Pak Budi diam sejenak, sedang memutuskan apakah dia akan bercerita atau tidak. Tapi ini Mba Nathalia kan? Harusnya boleh. Lalu dia menatap Nathalia yang masih menunggu penasaran sebelum berujar. "Mba Dara. Pak Rafi menunggu dan memperhatikan Mba Dara pulang."
Nathalia berjalan mendekat. "Ikut saya dulu boleh Pak?" Langkah Nathalia sudah menuju ruangannya sendiri di atas. Dia harus tahu.
***
Rafi tiba di kantor dengan mood yang terjun bebas. Karena kebutuhan dasar tidurnya berkurang, juga karena dia gusar dengan kabar Brayuda. Jadi ketika meja didepan ruangannya masih kosong, dia langsung mengangkat ponselnya.
Pak Bos: Dimana kamu?
Dara terengah karena masih berada di tangga sambil membaca whatsapp dari bosnya. Dia melirik jam di ponselnya, masih jam 7.30. Harusnya dia tidak terlambat kan? Dia memutuskan untuk langsung saja ke ruangan Rafi nanti. Lalu ponselnya berbunyi.
Suara Dara terengah diujung sana. Rafi sudah tegak berdiri dari kursinya. Sudah banyak pikiran buruk yang tiba-tiba saja ada dikepalanya.
"Dara!! Kamu lagi ngapain hah? Kenapa kamu terlambat?"
"Hah? Sebentar Pak saya segera kesana, saya nggak konsen ini lagi tanggung." Hubungan dia sudahi.
"What????"
Rafi gusar sekali. Bayangan tentang apa yang sedang terjadi antara Dara dan Imran atau entah siapa itu mulai berputar dikepalanya.
'Lagi tanggung? Kenapa suaranya begitu? Apa yang dia sedang lakukan dengan laki-laki itu? Pagi-pagi begini? Dan berani-beraninya dia mengangkat telpon. Brengsek!!'
Dia menghubungi Dara lagi tapi benar-benar kecewa karena gadis itu tidak mengangkat telponnya. Rafi membanting telponnya kasar ke meja. Tidak berapa lama pintunya diketuk. Dara masuk ke ruangan masih berpeluh.
"Ya Pak?"
"Habis ngapain kamu??" Rafi gagal total mengkontrol emosinya. Biasanya ini bisa dengan mudah dia lakukan.

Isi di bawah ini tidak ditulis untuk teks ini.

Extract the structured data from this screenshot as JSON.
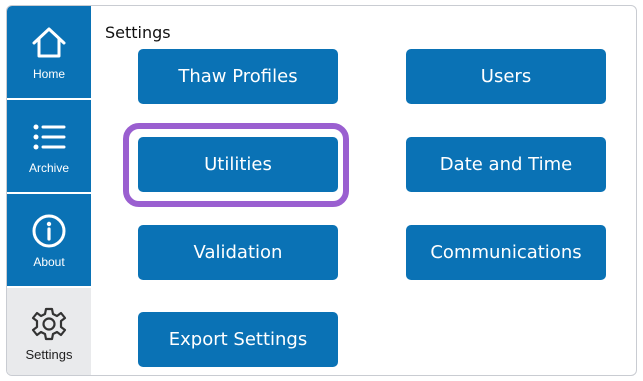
{
  "sidebar": {
    "items": [
      {
        "label": "Home",
        "icon": "home-icon"
      },
      {
        "label": "Archive",
        "icon": "list-icon"
      },
      {
        "label": "About",
        "icon": "info-icon"
      },
      {
        "label": "Settings",
        "icon": "gear-icon",
        "active": true
      }
    ]
  },
  "main": {
    "title": "Settings",
    "buttons": {
      "thaw_profiles": "Thaw Profiles",
      "users": "Users",
      "utilities": "Utilities",
      "date_and_time": "Date and Time",
      "validation": "Validation",
      "communications": "Communications",
      "export_settings": "Export Settings"
    }
  },
  "colors": {
    "accent": "#0a72b5",
    "highlight": "#9a5fd0",
    "sidebar_active_bg": "#e9eaec"
  }
}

Dara mundur satu langkah, benar-benar kaget dan tidak mengira bosnya marah. Tangannya mulai mencengkram pinggiran rok gugup, wajahnya juga pucat.
"Saya..." Dara menelan salivanya. Dia bingung atas alasan marahnya Rafi. "Saya baru sampai Pak, maaf. Biasanya jam segini Bapak belum datang."
"Kenapa kamu keringetan begitu?" Suara Rafi dingin sekali.
"Saya naik tangga Pak. Kan...Bapak...waktu itu...suruh saya naik tangga...tiga lantai tiap pagi." Dara menjawab terbata-bata.
Dada Rafi yang sebelumnya berdebar kencang karena marah, langsung mereda. 'Ya Tuhan. What the hell I'm doing now? Kenapa gue berlebihan begini? Sh*t!!'
Rafi memijit kepalanya yang tiba-tiba sakit. Ada apa dengannya?
"Keluar."
"Iya Pak. Maaf." Dara hanya mengangguk lalu keluar ruangan.
Rafi memalingkan wajahnya lalu melihat sandwhich yang dia simpan saat Dara mentraktir gaji pertama. Lalu tangannya membuang sandwhich itu ke tong sampah kasar.